A niente sono servite le parole di Beppe Conte, che sul Fatto quotidiano ha intervistato Marco Travaglio per lanciare l’alleanza scolpita a colpi di Sacro Blog fra Pd e Cinque stelle nelle Marche e in Puglia. 

A niente sono serviti gli appelli della segreteria Zingaretti per accordarsi contro “le destre” (sempre plurali, mi raccomando) in regioni in cui Lega, Fratelli d’Italia e Forza Italia sono altamente competitive. 

A niente è servito il voto su Rousseau con il via libera dei militanti superstiti all’innominabile alleanza (fino a poco più di un anno fa) grillopidì. 
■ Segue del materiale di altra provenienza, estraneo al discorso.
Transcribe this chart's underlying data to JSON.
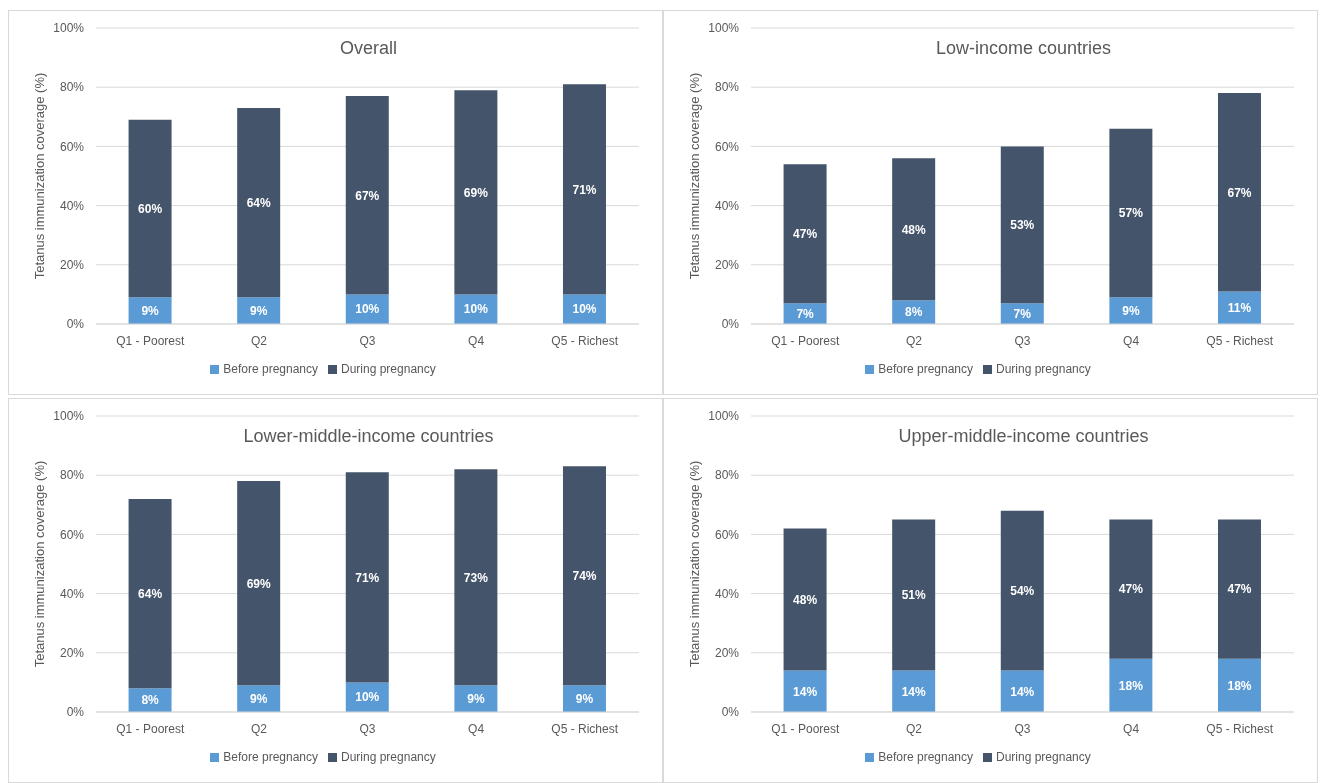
{
  "chart_data": [
    {
      "type": "bar",
      "title": "Overall",
      "ylabel": "Tetanus immunization coverage (%)",
      "categories": [
        "Q1 - Poorest",
        "Q2",
        "Q3",
        "Q4",
        "Q5 - Richest"
      ],
      "stacked": true,
      "ylim": [
        0,
        100
      ],
      "yticks": [
        {
          "value": 0,
          "label": "0%"
        },
        {
          "value": 20,
          "label": "20%"
        },
        {
          "value": 40,
          "label": "40%"
        },
        {
          "value": 60,
          "label": "60%"
        },
        {
          "value": 80,
          "label": "80%"
        },
        {
          "value": 100,
          "label": "100%"
        }
      ],
      "grid": "y",
      "legend": "bottom",
      "series": [
        {
          "name": "Before pregnancy",
          "color": "#5b9bd5",
          "values": [
            9,
            9,
            10,
            10,
            10
          ],
          "value_labels": [
            "9%",
            "9%",
            "10%",
            "10%",
            "10%"
          ]
        },
        {
          "name": "During pregnancy",
          "color": "#44546a",
          "values": [
            60,
            64,
            67,
            69,
            71
          ],
          "value_labels": [
            "60%",
            "64%",
            "67%",
            "69%",
            "71%"
          ]
        }
      ]
    },
    {
      "type": "bar",
      "title": "Low-income countries",
      "ylabel": "Tetanus immunization coverage (%)",
      "categories": [
        "Q1 - Poorest",
        "Q2",
        "Q3",
        "Q4",
        "Q5 - Richest"
      ],
      "stacked": true,
      "ylim": [
        0,
        100
      ],
      "yticks": [
        {
          "value": 0,
          "label": "0%"
        },
        {
          "value": 20,
          "label": "20%"
        },
        {
          "value": 40,
          "label": "40%"
        },
        {
          "value": 60,
          "label": "60%"
        },
        {
          "value": 80,
          "label": "80%"
        },
        {
          "value": 100,
          "label": "100%"
        }
      ],
      "grid": "y",
      "legend": "bottom",
      "series": [
        {
          "name": "Before pregnancy",
          "color": "#5b9bd5",
          "values": [
            7,
            8,
            7,
            9,
            11
          ],
          "value_labels": [
            "7%",
            "8%",
            "7%",
            "9%",
            "11%"
          ]
        },
        {
          "name": "During pregnancy",
          "color": "#44546a",
          "values": [
            47,
            48,
            53,
            57,
            67
          ],
          "value_labels": [
            "47%",
            "48%",
            "53%",
            "57%",
            "67%"
          ]
        }
      ]
    },
    {
      "type": "bar",
      "title": "Lower-middle-income countries",
      "ylabel": "Tetanus immunization coverage (%)",
      "categories": [
        "Q1 - Poorest",
        "Q2",
        "Q3",
        "Q4",
        "Q5 - Richest"
      ],
      "stacked": true,
      "ylim": [
        0,
        100
      ],
      "yticks": [
        {
          "value": 0,
          "label": "0%"
        },
        {
          "value": 20,
          "label": "20%"
        },
        {
          "value": 40,
          "label": "40%"
        },
        {
          "value": 60,
          "label": "60%"
        },
        {
          "value": 80,
          "label": "80%"
        },
        {
          "value": 100,
          "label": "100%"
        }
      ],
      "grid": "y",
      "legend": "bottom",
      "series": [
        {
          "name": "Before pregnancy",
          "color": "#5b9bd5",
          "values": [
            8,
            9,
            10,
            9,
            9
          ],
          "value_labels": [
            "8%",
            "9%",
            "10%",
            "9%",
            "9%"
          ]
        },
        {
          "name": "During pregnancy",
          "color": "#44546a",
          "values": [
            64,
            69,
            71,
            73,
            74
          ],
          "value_labels": [
            "64%",
            "69%",
            "71%",
            "73%",
            "74%"
          ]
        }
      ]
    },
    {
      "type": "bar",
      "title": "Upper-middle-income countries",
      "ylabel": "Tetanus immunization coverage (%)",
      "categories": [
        "Q1 - Poorest",
        "Q2",
        "Q3",
        "Q4",
        "Q5 - Richest"
      ],
      "stacked": true,
      "ylim": [
        0,
        100
      ],
      "yticks": [
        {
          "value": 0,
          "label": "0%"
        },
        {
          "value": 20,
          "label": "20%"
        },
        {
          "value": 40,
          "label": "40%"
        },
        {
          "value": 60,
          "label": "60%"
        },
        {
          "value": 80,
          "label": "80%"
        },
        {
          "value": 100,
          "label": "100%"
        }
      ],
      "grid": "y",
      "legend": "bottom",
      "series": [
        {
          "name": "Before pregnancy",
          "color": "#5b9bd5",
          "values": [
            14,
            14,
            14,
            18,
            18
          ],
          "value_labels": [
            "14%",
            "14%",
            "14%",
            "18%",
            "18%"
          ]
        },
        {
          "name": "During pregnancy",
          "color": "#44546a",
          "values": [
            48,
            51,
            54,
            47,
            47
          ],
          "value_labels": [
            "48%",
            "51%",
            "54%",
            "47%",
            "47%"
          ]
        }
      ]
    }
  ]
}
In cinque regioni su sei, M5s e Pd andranno separati. Solo in Liguria sono riusciti ad accordarsi, presentando Ferruccio Sansa, giornalista del Fatto, come candidato. Giusto il commento su Twitter di Paolo Ermini, già condirettore del Corriere della Sera ed ex direttore del Corriere Fiorentino per 12 anni (seguitelo, è appena arrivato sui social): 

“Niente alleanza Pd-M5S alle regionali, nonostante gli appelli di Conte e di alcuni Dem di primo piano. Torna in mente l’usciata rifilata in streaming dai grillini all’allora leader del Pd Bersani che cercava il loro sostegno per un suo governo. Chi non ha idee cerca alleanze”. 

Le idee in effetti sono poche, basta leggere le interviste e gli interventi dei dirigenti del Pd per accorgersene (con alcune eccezioni naturalmente, mi riferisco al sindaco di Bergamo Giorgio Gori). 
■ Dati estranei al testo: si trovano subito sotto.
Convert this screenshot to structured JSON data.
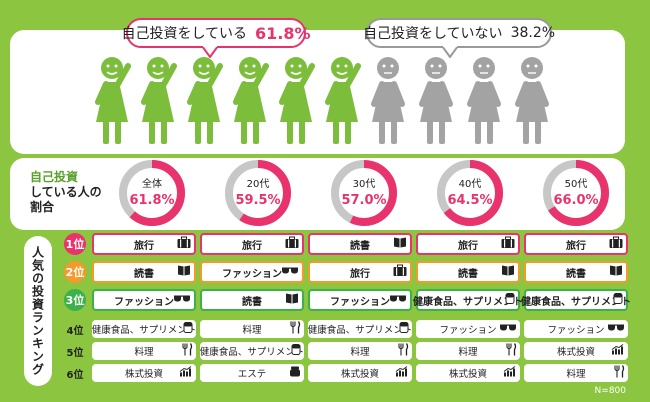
{
  "bubbles": {
    "yes": {
      "label": "自己投資をしている",
      "pct": "61.8%"
    },
    "no": {
      "label": "自己投資をしていない",
      "pct": "38.2%"
    }
  },
  "figures": {
    "yes_count": 6,
    "no_count": 4,
    "yes_color": "#7cbd3c",
    "no_color": "#a3a3a3"
  },
  "rate_label": {
    "line1": "自己投資",
    "line2": "している人の",
    "line3": "割合"
  },
  "donuts": [
    {
      "age": "全体",
      "pct": "61.8%",
      "value": 61.8
    },
    {
      "age": "20代",
      "pct": "59.5%",
      "value": 59.5
    },
    {
      "age": "30代",
      "pct": "57.0%",
      "value": 57.0
    },
    {
      "age": "40代",
      "pct": "64.5%",
      "value": 64.5
    },
    {
      "age": "50代",
      "pct": "66.0%",
      "value": 66.0
    }
  ],
  "ranking_label": "人気の投資ランキング",
  "ranks": [
    "1位",
    "2位",
    "3位",
    "4位",
    "5位",
    "6位"
  ],
  "ranking": [
    [
      "旅行",
      "旅行",
      "読書",
      "旅行",
      "旅行"
    ],
    [
      "読書",
      "ファッション",
      "旅行",
      "読書",
      "読書"
    ],
    [
      "ファッション",
      "読書",
      "ファッション",
      "健康食品、サプリメント",
      "健康食品、サプリメント"
    ],
    [
      "健康食品、サプリメント",
      "料理",
      "健康食品、サプリメント",
      "ファッション",
      "ファッション"
    ],
    [
      "料理",
      "健康食品、サプリメント",
      "料理",
      "料理",
      "株式投資"
    ],
    [
      "株式投資",
      "エステ",
      "株式投資",
      "株式投資",
      "料理"
    ]
  ],
  "ranking_icons": [
    [
      "suitcase-icon",
      "suitcase-icon",
      "book-icon",
      "suitcase-icon",
      "suitcase-icon"
    ],
    [
      "book-icon",
      "sunglasses-icon",
      "suitcase-icon",
      "book-icon",
      "book-icon"
    ],
    [
      "sunglasses-icon",
      "book-icon",
      "sunglasses-icon",
      "pill-icon",
      "pill-icon"
    ],
    [
      "pill-icon",
      "utensils-icon",
      "pill-icon",
      "sunglasses-icon",
      "sunglasses-icon"
    ],
    [
      "utensils-icon",
      "pill-icon",
      "utensils-icon",
      "utensils-icon",
      "stock-chart-icon"
    ],
    [
      "stock-chart-icon",
      "cream-jar-icon",
      "stock-chart-icon",
      "stock-chart-icon",
      "utensils-icon"
    ]
  ],
  "colors": {
    "background": "#8cc540",
    "accent_pink": "#e8336d",
    "rank2": "#f39a2b",
    "rank3": "#3cb04a",
    "grey": "#c7c7c7"
  },
  "sample_size": "N=800"
}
Anche la posizione sul referendum è discutibile, come ho già avuto modo di spiegare, e mi pare che abbia ragione Matteo Orfini nell’intervista che gli ho fatto qualche giorno fa: 

“L’argomento per cui per non lasciare in mano il referendum ai populisti dobbiamo votare Sì è poco comprensibile logicamente oltre che politicamente: per non lasciare una riforma populista in mano ai populisti dobbiamo diventare anche noi populisti invece che contrastare il populismo. Mi pare un mix di subalternità e mancanza di coraggio, che è esattamente la ragione della forza dei populisti nel nostro paese”. 

Non che il Pd, poi, tragga molto da questa subalternità. Pur di vincere nelle regioni che governa – e che rischia di perdere – è disposto a tutto. Anche ad allearsi con chi per anni ha sputato sulla democrazia rappresentativa e poi, corteggiato e ben ricompensato, si concede il lusso dell’usciata.